SFC leader wants to repeal the term “open source AI”

OSI Open Source AI Definition

Few days ago SFC made official its new definition of “Open Source Artificial Intelligence” to which Bradley M. Kuhn, leader of the Software Freedom Conservancy (SFC), has expressed concern on this definition.

Kuhn mentions that his intention to annul said term It is because Current “open AI” criteria may have serious consequences by diluting the value of the term “open source” and dividing the community. One of the points that has generated conflict is the exclusion of the requirement to publish the data used to train AI models.

According to the OSI, including this requirement would make it impossible for most current language models to be considered open, since their training data is mostly private.

Kuhn considers that this definition was approved in a hasty manner, without the same exhaustive and lengthy process that gave the definition to traditional “open source.” In his view, OSI should have labeled this new guidance a “recommendation” rather than a “definition,” given that AI systems are still in their early stages of development.

The bottom line here, in my view, is simple: OSAID does not require public reproducibility of the scientific process of building these systems, because it does not set sufficient requirements on licensing and public disclosure of training sets for so-called “open source” systems. The OSI declined to add this requirement because of a fundamental flaw in their process; they decided that “it made no sense to publish a definition that no existing AI system could currently meet.”

Meanwhile The OSI argues that the definition will help avoid ambiguous use of the term. "opened" in the context of AI, since many manufacturers label their models as open only because they allow access to certain components, such as weighting coefficients, but restrict their use or do not disclose all implementation details.

La OSI has established that an open AI system only needs to offer information detailed about the data used in your training, without requiring the data to be public.

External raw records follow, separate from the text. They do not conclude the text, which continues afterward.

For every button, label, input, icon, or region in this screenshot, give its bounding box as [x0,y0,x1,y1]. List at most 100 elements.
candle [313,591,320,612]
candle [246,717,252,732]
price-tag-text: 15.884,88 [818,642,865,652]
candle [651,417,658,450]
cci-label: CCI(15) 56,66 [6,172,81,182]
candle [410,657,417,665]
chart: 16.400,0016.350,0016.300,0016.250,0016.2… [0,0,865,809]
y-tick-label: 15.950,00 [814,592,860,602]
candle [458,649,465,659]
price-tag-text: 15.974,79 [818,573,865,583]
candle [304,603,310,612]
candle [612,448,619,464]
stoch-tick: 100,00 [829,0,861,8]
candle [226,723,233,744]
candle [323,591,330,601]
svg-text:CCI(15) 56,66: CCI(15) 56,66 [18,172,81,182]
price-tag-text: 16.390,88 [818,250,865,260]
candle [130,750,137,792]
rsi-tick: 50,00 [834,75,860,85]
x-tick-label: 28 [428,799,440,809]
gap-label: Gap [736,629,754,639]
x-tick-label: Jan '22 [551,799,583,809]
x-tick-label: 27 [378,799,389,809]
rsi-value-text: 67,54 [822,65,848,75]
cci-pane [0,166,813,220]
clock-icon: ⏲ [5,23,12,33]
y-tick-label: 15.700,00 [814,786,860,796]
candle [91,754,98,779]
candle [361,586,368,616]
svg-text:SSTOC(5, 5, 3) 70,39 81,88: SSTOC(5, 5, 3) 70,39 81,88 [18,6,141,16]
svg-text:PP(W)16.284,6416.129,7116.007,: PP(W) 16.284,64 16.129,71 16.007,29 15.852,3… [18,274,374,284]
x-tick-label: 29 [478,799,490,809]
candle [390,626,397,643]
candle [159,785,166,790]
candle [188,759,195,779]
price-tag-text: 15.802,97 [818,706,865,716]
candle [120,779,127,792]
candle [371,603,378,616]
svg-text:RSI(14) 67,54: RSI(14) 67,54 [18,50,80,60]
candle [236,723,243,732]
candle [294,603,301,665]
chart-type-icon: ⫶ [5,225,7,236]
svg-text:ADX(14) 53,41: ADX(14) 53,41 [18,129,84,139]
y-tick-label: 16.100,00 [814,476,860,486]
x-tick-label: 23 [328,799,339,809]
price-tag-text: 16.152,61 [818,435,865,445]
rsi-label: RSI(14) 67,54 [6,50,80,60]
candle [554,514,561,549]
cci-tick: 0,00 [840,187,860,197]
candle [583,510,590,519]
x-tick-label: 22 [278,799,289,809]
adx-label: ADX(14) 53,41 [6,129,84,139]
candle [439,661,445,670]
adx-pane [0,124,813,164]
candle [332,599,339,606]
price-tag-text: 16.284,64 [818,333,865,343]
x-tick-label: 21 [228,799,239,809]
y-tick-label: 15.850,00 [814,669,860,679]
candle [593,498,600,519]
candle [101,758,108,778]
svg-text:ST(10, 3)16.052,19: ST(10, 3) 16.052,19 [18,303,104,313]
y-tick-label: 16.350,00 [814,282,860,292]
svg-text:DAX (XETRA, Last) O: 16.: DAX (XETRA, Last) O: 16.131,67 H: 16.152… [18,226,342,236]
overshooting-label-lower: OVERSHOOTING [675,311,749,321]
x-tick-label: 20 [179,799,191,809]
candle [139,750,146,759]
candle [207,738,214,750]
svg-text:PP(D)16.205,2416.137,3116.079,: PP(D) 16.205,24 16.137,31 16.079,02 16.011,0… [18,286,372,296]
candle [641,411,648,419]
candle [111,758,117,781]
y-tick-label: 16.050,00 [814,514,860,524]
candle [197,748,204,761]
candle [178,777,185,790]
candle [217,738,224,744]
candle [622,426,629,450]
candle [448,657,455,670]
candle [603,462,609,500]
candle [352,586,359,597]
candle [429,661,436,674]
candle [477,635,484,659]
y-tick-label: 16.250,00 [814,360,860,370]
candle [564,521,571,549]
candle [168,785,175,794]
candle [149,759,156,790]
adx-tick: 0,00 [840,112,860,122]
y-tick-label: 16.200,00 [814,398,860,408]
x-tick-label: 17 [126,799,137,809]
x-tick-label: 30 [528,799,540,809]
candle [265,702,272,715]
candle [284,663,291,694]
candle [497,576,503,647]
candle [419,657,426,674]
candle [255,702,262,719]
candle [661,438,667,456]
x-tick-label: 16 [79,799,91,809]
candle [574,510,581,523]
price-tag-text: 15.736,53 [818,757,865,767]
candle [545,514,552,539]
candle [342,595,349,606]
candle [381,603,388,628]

Kuhn, however, believes that this limitation prevents AI models from meeting the reproducibility needed in open source software, where full access to data and code is essential.

In his critique, Kuhn mentions that, by skipping access to the training data, The OSI has reduced the definition to a purely technological approach, without recognizing AI as a complete, reproducible system, which he says conflicts with open source principles.

I don't really know for sure (yet) whether the only way to respect user rights in a LLM-backed generative AI system is to only use training sets that are publicly available and licensed under free software licenses. I think that's the ideal and preferred way for modification of such systems.

La definition of “open AI system” approved by the OSI has generated controversy since it guarantees only two of the four freedoms fundamental of open source software: the ability to use and distribute. However, the freedoms to study and modify the model are not fully guaranteed, mainly due to the lack of access to training data. This omission also complicates the detection of possible backdoors inserted in AI models.

From OSI's point of view, The restriction on the publication of data is understood, as it is often due to factors outside the control of the developers, such as the protection of confidential data, copyright, or licensing agreements with third partiesHowever, critics, including Bradley Kuhn and members of the Debian community, argue that these challenges do not justify a definition that weakens open source principles. The absence of access to training data, they argue, diminishes the value of open AI and threatens to dilute the meaning and integrity of the open source movement.

Kuhn mentions that he plans to participate in the upcoming OSI leadership elections to try to overturn this definition and promote its classification as a recommendation only, and not a standard. In addition, other bodies such as the Open Source Foundation are developing their own definition of free AI, which will include a requirement for data availability, although recognizing ethical exceptions for certain types of data, such as medical or personal data.

Finally if you are interested in knowing more about it, you can check the details In the following link.


Leave a Comment

Your email address will not be published. Required fields are marked with *

*

*

  1. Responsible for the data: Miguel Ángel Gatón
  2. Purpose of the data: Control SPAM, comment management.
  3. Legitimation: Your consent
  4. Communication of the data: The data will not be communicated to third parties except by legal obligation.
  5. Data storage: Database hosted by Occentus Networks (EU)
  6. Rights: At any time you can limit, recover and delete your information.